- Directed by: Bruce McDonald
- Written by: John Frizzell Bruce McDonald Don McKellar
- Based on: Dance Me Outside by W. P. Kinsella
- Produced by: Brian Dennis Bruce McDonald Duke Redbird
- Starring: Ryan Black; Adam Beach; Lisa LaCroix; Michael Greyeyes; Kevin Hicks; Jennifer Podemski; Sandrine Holt;
- Cinematography: Miroslaw Baszak
- Edited by: Michael Pacek
- Music by: Mychael Danna, Keith Secola
- Distributed by: A-Pix Entertainment Shadow Shows Distribution Cineplex Odeon Films
- Release date: September 1994 (TIFF);
- Running time: 84 minutes
- Country: Canada
- Language: English
- Box office: $304,852 (USA)

= Dance Me Outside =

Dance Me Outside is a 1994 Canadian drama film, directed by Bruce McDonald.

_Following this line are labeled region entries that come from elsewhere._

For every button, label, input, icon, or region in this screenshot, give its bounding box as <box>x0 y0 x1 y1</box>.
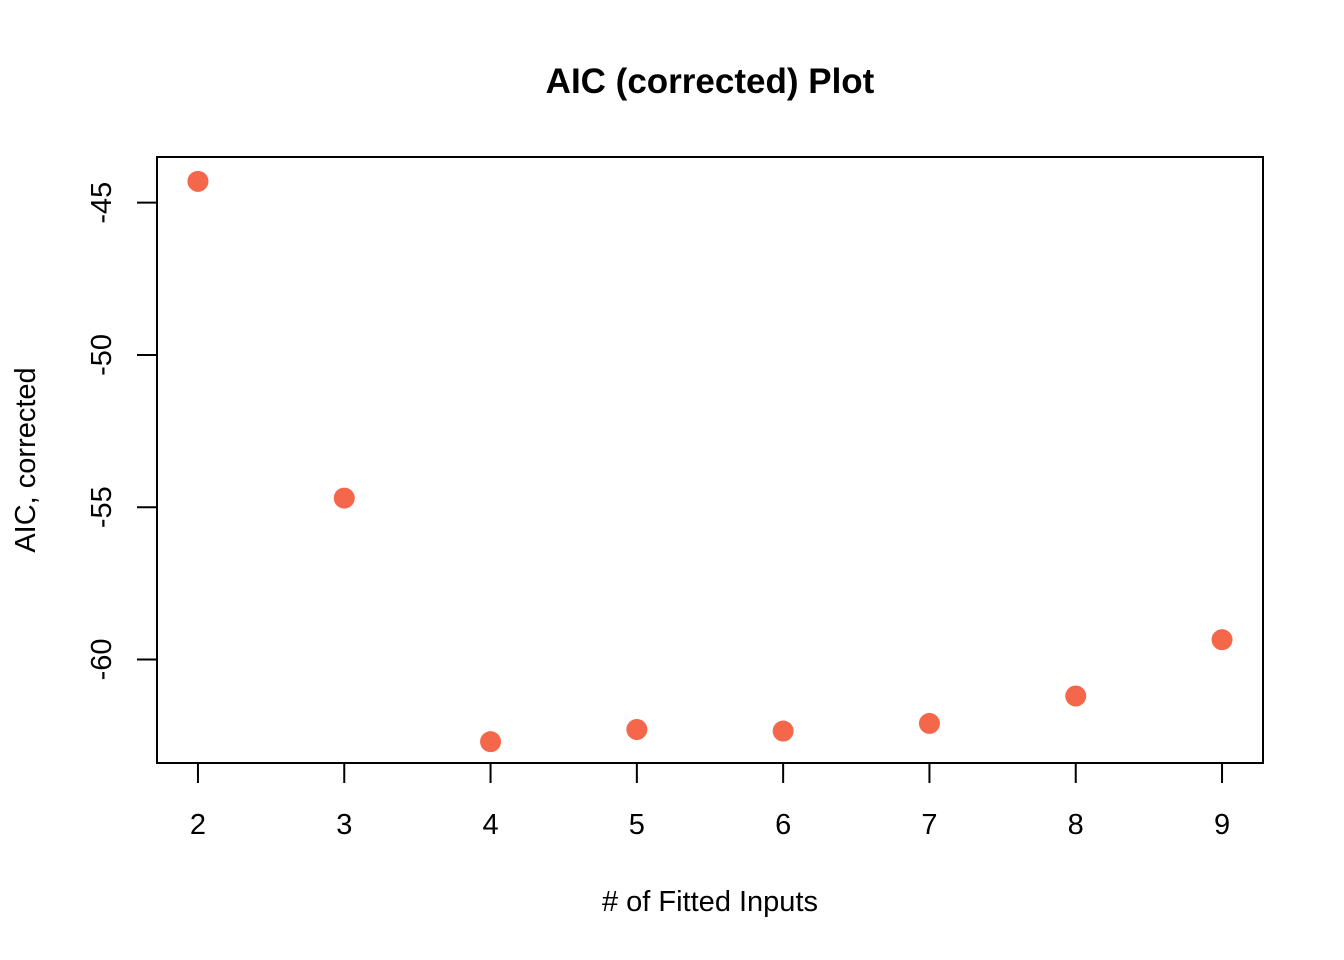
y-tick-label: -45 <box>86 182 118 224</box>
x-tick-label: 4 <box>482 809 498 841</box>
x-tick-label: 6 <box>775 809 791 841</box>
x-tick-label: 3 <box>336 809 352 841</box>
y-tick-label: -50 <box>86 334 118 376</box>
y-axis-label: AIC, corrected <box>10 367 42 552</box>
x-tick-label: 2 <box>190 809 206 841</box>
data-point <box>1211 629 1233 651</box>
x-tick-label: 8 <box>1068 809 1084 841</box>
x-axis: 2 3 4 5 6 7 8 9 <box>190 762 1230 841</box>
x-tick-label: 5 <box>629 809 645 841</box>
data-point <box>918 712 940 734</box>
data-point <box>187 170 209 192</box>
plot-area <box>156 156 1264 764</box>
x-tick-label: 7 <box>921 809 937 841</box>
y-axis: -45 -50 -55 -60 <box>86 182 158 681</box>
data-point <box>626 719 648 741</box>
data-point <box>1065 685 1087 707</box>
data-point <box>772 720 794 742</box>
y-tick-label: -60 <box>86 639 118 681</box>
chart-title: AIC (corrected) Plot <box>546 62 875 101</box>
data-point <box>333 487 355 509</box>
x-tick-label: 9 <box>1214 809 1230 841</box>
data-point <box>480 731 502 753</box>
data-points <box>187 170 1233 753</box>
x-axis-label: # of Fitted Inputs <box>602 886 818 918</box>
y-tick-label: -55 <box>86 486 118 528</box>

It was based on the book Dance Me Outside by W.P. Kinsella.

The film premiered at the 1994 Toronto International Film Festival, before going into commercial release in 1995.

==Plot==
On the Kidabanesee reserve in Northern Ontario lives Silas Crow (Ryan Black), a young man looking for direction in life. He is uncertain about taking an automobile mechanic's course in college. His general confusion with life is most readily evident in his appearance. He wears an old ratty black fedora, a strange assortment of cargo pants, as well as a long, black trench coat. Frank Fencepost (Adam Beach) is Crow's best friend, and Sadie Maracle (Jennifer Podemski) is his girlfriend.

A young girl from the reserve is murdered by Clarence Gaskill (Hugh Dillon); the white man's sentence is light, leading the community to demand justice or vengeance.

== Cast ==
- Main
- Ryan Black as Silas Crow. an 18 year old aspiring mechanic struggling to write a short narrative of his home.
- Adam Beach as Frank Fencepost, Silas's best friend, who joins him in becoming a mechanic.
- Lisa LaCroix as Illianna, Silas's Sister
- Michael Greyeyes as Gooch, Illiana's ex-boyfriend who returns home from prison
- Jennifer Podemski as Sadie Maracle
- Tamara Podemski as Little Margaret
- Sandrine Holt as Poppy

==Production==
Dance Me Outside was the first acting role for Dillon, who was previously known as a rock singer. He later starred in McDonald's Hard Core Logo, and has since gone on to become an acclaimed actor in television series such as Durham County and Flashpoint.

The rock band Leslie Spit Treeo and singer-songwriter Vern Cheechoo appeared in the film, performing in concert at the reserve's community hall, "The Blue Quill Hall". Blue Quill is a borrowed name of a community in W.P. Kinsella's hometown of Edmonton. Other contributors to the soundtrack included the folk music duo Kashtin, singer-songwriter Keith Secola and Dillon's band The Headstones, as well as previously recorded songs by Redbone and The Ramones, and an instrumental score by Mychael Danna.

The film was shot primarily on the Shawanaga and Wasauksing First Nations reserves near Parry Sound, with a small amount of location shooting in Parry Sound.

==Television series==
A television series, The Rez, was spun off from the film in 1996. In the series, Frank Fencepost was played by Darrel Dennis instead of Adam Beach, who was instead given the role of the chief's son, Charlie. Ryan Black and Jennifer Podemski kept their roles, while Podemski's sister Tamara played a new character named Lucy.

==Awards==
The film won two Genie Awards at the 16th Genie Awards in 1996, for Best Editing (Michael Pacek) and Best Sound Editing (Steve Munro, Andy Malcolm, Michael Pacek, Peter Winninger and Michael Werth). It was also nominated, but did not win, for Best Overall Sound (Keith Elliott, Peter Kelly, Daniel Pellerin and Ross Redfern).

==Availability==

After the film's spring 1995 theatrical run, the film was released on videocassette in 1995 by A-Pix Entertainment and in Canada that same year by Cineplex Odeon. The Canadian tape contained the music video for "Cemetery" performed by The Headstones. Video Service Corporation released the film on DVD in 2008.